Qu'est-ce qui prouve qu'il y ait eu des véhicules endommagés après quatorze ou seize heures de mobilisation massive continue ? Il n'y a eu aucune agression et il n'a servi à rien que la Guardia civil laisse volontairement des fusils dans les véhicules espérant qu'un drame se produise. Il n'y a pas eu non plus de drame. Jordi Sànchez a raconté par le menu comment il avait essayé sans relâche de s'entremettre. Au reste, l'interrogatoire a permis de faire ressortir un certain nombre d'éléments antidémocratiques au milieu desquels évolue le ministère public. Comment celui-ci peut-il criminaliser le droit de manifestation, demandant avec insistance à Sànchez s'il avait appelé les gens à se mobiliser le 20 septembre (20-S) ? Comment est-ce possible que ce même ministère public criminalise le droit de vote et de participation politique et la liberté d'expression accusant l'ancien président de l'ANC d'avoir distribué des bulletins de vote le 1-O. Des papiers pour voter. Depuis le début de ce procès, ce n'est pas la première fois que l'accusation demande, les yeux écarquillés, si des bulletins de vote se trouvaient à tel ou tel endroit.

Sànchez a enfoncé le clou grâce aux réponses qu'il a données à son avocat : il a réduit en miettes la validité et la crédibilité du fameux document « EnfoCATs » que le procureur ne cesse de brandir comme s'il démontrait par là même la participation de tous les accusés à la rébellion ; il a démontré à l'aide de photographies sans équivoque que les volontaires de l'ANC avaient dégagé un couloir qui permettait à la brigade judiciaire de sortir du ministère de l'Economie et que les agents de la Guardia civil circulaient très tranquillement à l'intérieur du hall d'entrée de l'édifice.
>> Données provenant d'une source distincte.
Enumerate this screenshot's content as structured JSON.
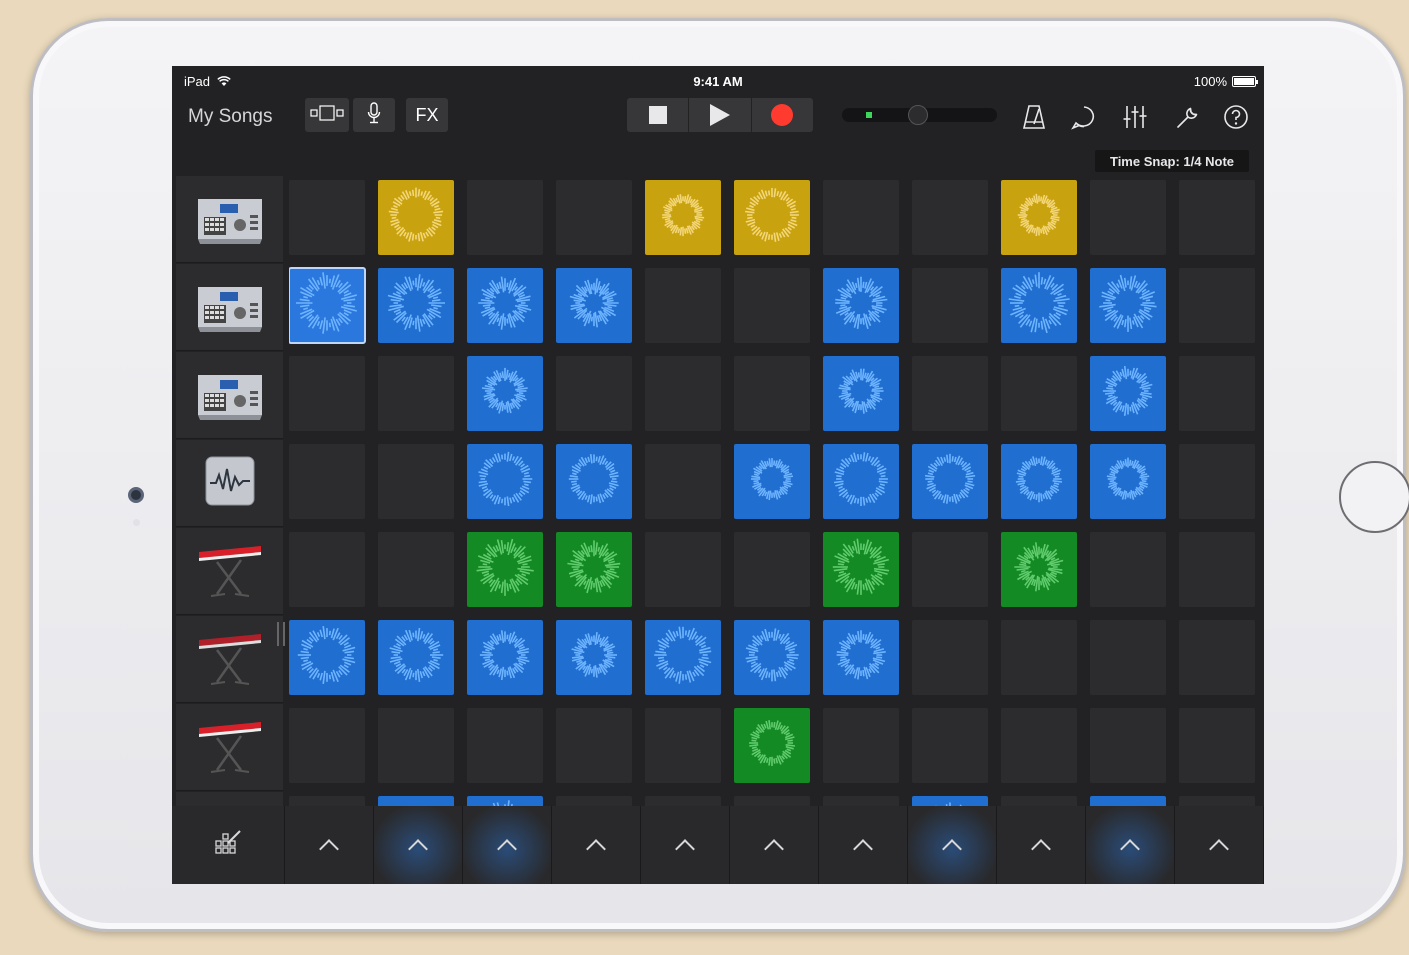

Et pour la première fois on a pu voir une vidéo de quinze secondes sur la brutalité policière du 1-O avec la fameuse scène montrant un agent qui lance un coup de pied brutal sur une des personnes se trouvant dans l'escalier de l'IES Pau Claris de Barcelone. Peut-être y avait-il, dans la salle, quelqu'un qui voyait ces images pour la première fois. Dans la salle de presse, on a senti comme un vent de frayeur. Peut-être aussi que certains journalistes n'avaient pas souvent vu ces images.
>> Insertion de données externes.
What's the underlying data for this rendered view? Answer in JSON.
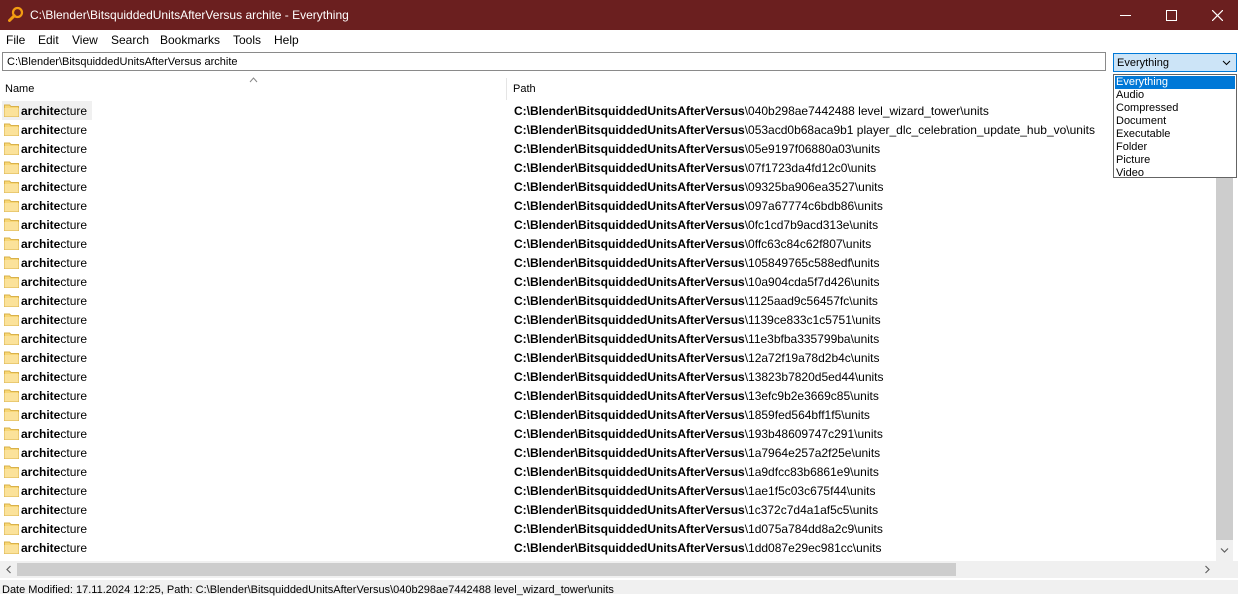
{
  "window": {
    "title": "C:\\Blender\\BitsquiddedUnitsAfterVersus archite - Everything",
    "minimize_label": "—",
    "maximize_label": "☐",
    "close_label": "✕",
    "icon": "search-magnifier-icon",
    "accent_color": "#6b1f1f"
  },
  "menu": {
    "items": [
      "File",
      "Edit",
      "View",
      "Search",
      "Bookmarks",
      "Tools",
      "Help"
    ]
  },
  "search": {
    "value": "C:\\Blender\\BitsquiddedUnitsAfterVersus archite"
  },
  "filter": {
    "selected": "Everything",
    "options": [
      "Everything",
      "Audio",
      "Compressed",
      "Document",
      "Executable",
      "Folder",
      "Picture",
      "Video"
    ]
  },
  "columns": {
    "name": "Name",
    "path": "Path"
  },
  "rows": [
    {
      "name_match": "archite",
      "name_rest": "cture",
      "path_match": "C:\\Blender\\BitsquiddedUnitsAfterVersus",
      "path_rest": "\\040b298ae7442488 level_wizard_tower\\units"
    },
    {
      "name_match": "archite",
      "name_rest": "cture",
      "path_match": "C:\\Blender\\BitsquiddedUnitsAfterVersus",
      "path_rest": "\\053acd0b68aca9b1 player_dlc_celebration_update_hub_vo\\units"
    },
    {
      "name_match": "archite",
      "name_rest": "cture",
      "path_match": "C:\\Blender\\BitsquiddedUnitsAfterVersus",
      "path_rest": "\\05e9197f06880a03\\units"
    },
    {
      "name_match": "archite",
      "name_rest": "cture",
      "path_match": "C:\\Blender\\BitsquiddedUnitsAfterVersus",
      "path_rest": "\\07f1723da4fd12c0\\units"
    },
    {
      "name_match": "archite",
      "name_rest": "cture",
      "path_match": "C:\\Blender\\BitsquiddedUnitsAfterVersus",
      "path_rest": "\\09325ba906ea3527\\units"
    },
    {
      "name_match": "archite",
      "name_rest": "cture",
      "path_match": "C:\\Blender\\BitsquiddedUnitsAfterVersus",
      "path_rest": "\\097a67774c6bdb86\\units"
    },
    {
      "name_match": "archite",
      "name_rest": "cture",
      "path_match": "C:\\Blender\\BitsquiddedUnitsAfterVersus",
      "path_rest": "\\0fc1cd7b9acd313e\\units"
    },
    {
      "name_match": "archite",
      "name_rest": "cture",
      "path_match": "C:\\Blender\\BitsquiddedUnitsAfterVersus",
      "path_rest": "\\0ffc63c84c62f807\\units"
    },
    {
      "name_match": "archite",
      "name_rest": "cture",
      "path_match": "C:\\Blender\\BitsquiddedUnitsAfterVersus",
      "path_rest": "\\105849765c588edf\\units"
    },
    {
      "name_match": "archite",
      "name_rest": "cture",
      "path_match": "C:\\Blender\\BitsquiddedUnitsAfterVersus",
      "path_rest": "\\10a904cda5f7d426\\units"
    },
    {
      "name_match": "archite",
      "name_rest": "cture",
      "path_match": "C:\\Blender\\BitsquiddedUnitsAfterVersus",
      "path_rest": "\\1125aad9c56457fc\\units"
    },
    {
      "name_match": "archite",
      "name_rest": "cture",
      "path_match": "C:\\Blender\\BitsquiddedUnitsAfterVersus",
      "path_rest": "\\1139ce833c1c5751\\units"
    },
    {
      "name_match": "archite",
      "name_rest": "cture",
      "path_match": "C:\\Blender\\BitsquiddedUnitsAfterVersus",
      "path_rest": "\\11e3bfba335799ba\\units"
    },
    {
      "name_match": "archite",
      "name_rest": "cture",
      "path_match": "C:\\Blender\\BitsquiddedUnitsAfterVersus",
      "path_rest": "\\12a72f19a78d2b4c\\units"
    },
    {
      "name_match": "archite",
      "name_rest": "cture",
      "path_match": "C:\\Blender\\BitsquiddedUnitsAfterVersus",
      "path_rest": "\\13823b7820d5ed44\\units"
    },
    {
      "name_match": "archite",
      "name_rest": "cture",
      "path_match": "C:\\Blender\\BitsquiddedUnitsAfterVersus",
      "path_rest": "\\13efc9b2e3669c85\\units"
    },
    {
      "name_match": "archite",
      "name_rest": "cture",
      "path_match": "C:\\Blender\\BitsquiddedUnitsAfterVersus",
      "path_rest": "\\1859fed564bff1f5\\units"
    },
    {
      "name_match": "archite",
      "name_rest": "cture",
      "path_match": "C:\\Blender\\BitsquiddedUnitsAfterVersus",
      "path_rest": "\\193b48609747c291\\units"
    },
    {
      "name_match": "archite",
      "name_rest": "cture",
      "path_match": "C:\\Blender\\BitsquiddedUnitsAfterVersus",
      "path_rest": "\\1a7964e257a2f25e\\units"
    },
    {
      "name_match": "archite",
      "name_rest": "cture",
      "path_match": "C:\\Blender\\BitsquiddedUnitsAfterVersus",
      "path_rest": "\\1a9dfcc83b6861e9\\units"
    },
    {
      "name_match": "archite",
      "name_rest": "cture",
      "path_match": "C:\\Blender\\BitsquiddedUnitsAfterVersus",
      "path_rest": "\\1ae1f5c03c675f44\\units"
    },
    {
      "name_match": "archite",
      "name_rest": "cture",
      "path_match": "C:\\Blender\\BitsquiddedUnitsAfterVersus",
      "path_rest": "\\1c372c7d4a1af5c5\\units"
    },
    {
      "name_match": "archite",
      "name_rest": "cture",
      "path_match": "C:\\Blender\\BitsquiddedUnitsAfterVersus",
      "path_rest": "\\1d075a784dd8a2c9\\units"
    },
    {
      "name_match": "archite",
      "name_rest": "cture",
      "path_match": "C:\\Blender\\BitsquiddedUnitsAfterVersus",
      "path_rest": "\\1dd087e29ec981cc\\units"
    }
  ],
  "status": {
    "text": "Date Modified: 17.11.2024 12:25, Path: C:\\Blender\\BitsquiddedUnitsAfterVersus\\040b298ae7442488 level_wizard_tower\\units"
  }
}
Cette vidéo a explosé à la figure de tous ceux qui la regardaient, à celle des procureurs, des magistrats et des médias espagnols, dans l'ensemble de l'Etat, dans le prétoire du tribunal suprême, pendant le procès du siècle. Depuis deux jours, le quotidien El País publie en continu des articles dans lesquels il exprime une sérieuse inquiétude sur les erreurs commises par le ministère public et sur l'incapacité que celui-ci a à soutenir le principal chef d'accusation, celui de rébellion et de sédition. Que le ministère public ait des atouts cachés ne signifie pas que les procureurs ne soient pas nerveux, sinon ils n'auraient pas cherché si tôt à imposer par la force leur argumentaire, ils n'auraient pas « sorti le grand crucifix ». Aujourd'hui, ce récit inventé de toutes pièces leur a totalement échappé, tandis que se faisait jour l'une des actions les plus honteuses de cette justice : avoir maintenu en prison durant 500 jours deux dirigeants d'associations civiles qui avaient agit dans le cadre protecteur du droit de manifester et de protester pour la liberté d'expression et qui s'étaient démenés toute la journée pour que la situation ne se complique pas le 20-S, malgré les pièges. Malgré l'énorme piège tendu.

Vu et entendu
Santa Perpètua apporte son soutien à Jordi Cuixart à l'intérieur du tribunal suprême
Aujourd'hui un groupe nombreux de voisins, d'amis et de relations de Jordi Cuixart est venu de Santa Perpètua de Mogoda et d'autres communes avoisinantes jusqu'au Tribunal suprême espagnol. Ils ont passé la nuit sur la route, en direction de Madrid où ils sont arrivés à 5 h 15 du matin. Ils se sont rendus directement au tribunal suprême pour faire la queue et être sûrs de pouvoir entrer pour l'embrasser et lui apporter leur soutien en ce jour où il était prévu qu'il déclare. Mais il n'a pu le faire et il sera le premier à déclarer à la barre mardi prochain à 9 h 30 du matin. En revanche, ils ont pu assister aux interrogatoires de Santi Vila et de Jordi Sànchez et, pendant les pauses, ils ont pu serrer bien fort dans leurs bras un Jordi Cuixart, toujours souriant. Des embrassades brèves, ça oui, parce que les contacts physiques et l'expression d'émotions sont extrêmement limités dans ce lieu.

Plus d'informations
Que se passera-t-il la semaine prochaine ?
Les sessions de la semaine prochaine commenceront mardi matin à 9:30h par l'interrogatoire de Jordi Cuixart, qui répondra seulement aux questions du ministère public et à celles de son avocat. Ce sera ensuite le tour de Carme Forcadell qui devrait répondre aux questions du ministère public, de l'avocate générale et de son avocate. Les déclarations de l'ensemble des accusés seront ainsi closes. Il est vraisemblable que les dépositions des témoins commencent dès mercredi matin, avec, en premier lieu, celles des témoins politiques : Mariano Rajoy, Artur Mas, Joan Tardà, Roger Torrent, Sáenz de Santamaría et Juan Ignacio Zoido, entre autres. Le juge Manuel Marchena se réserve la possibilité d'autoriser la réunion exceptionnelle du tribunal vendredi prochain, 1er mars, afin de terminer l'audition de ce premier groupe de témoins.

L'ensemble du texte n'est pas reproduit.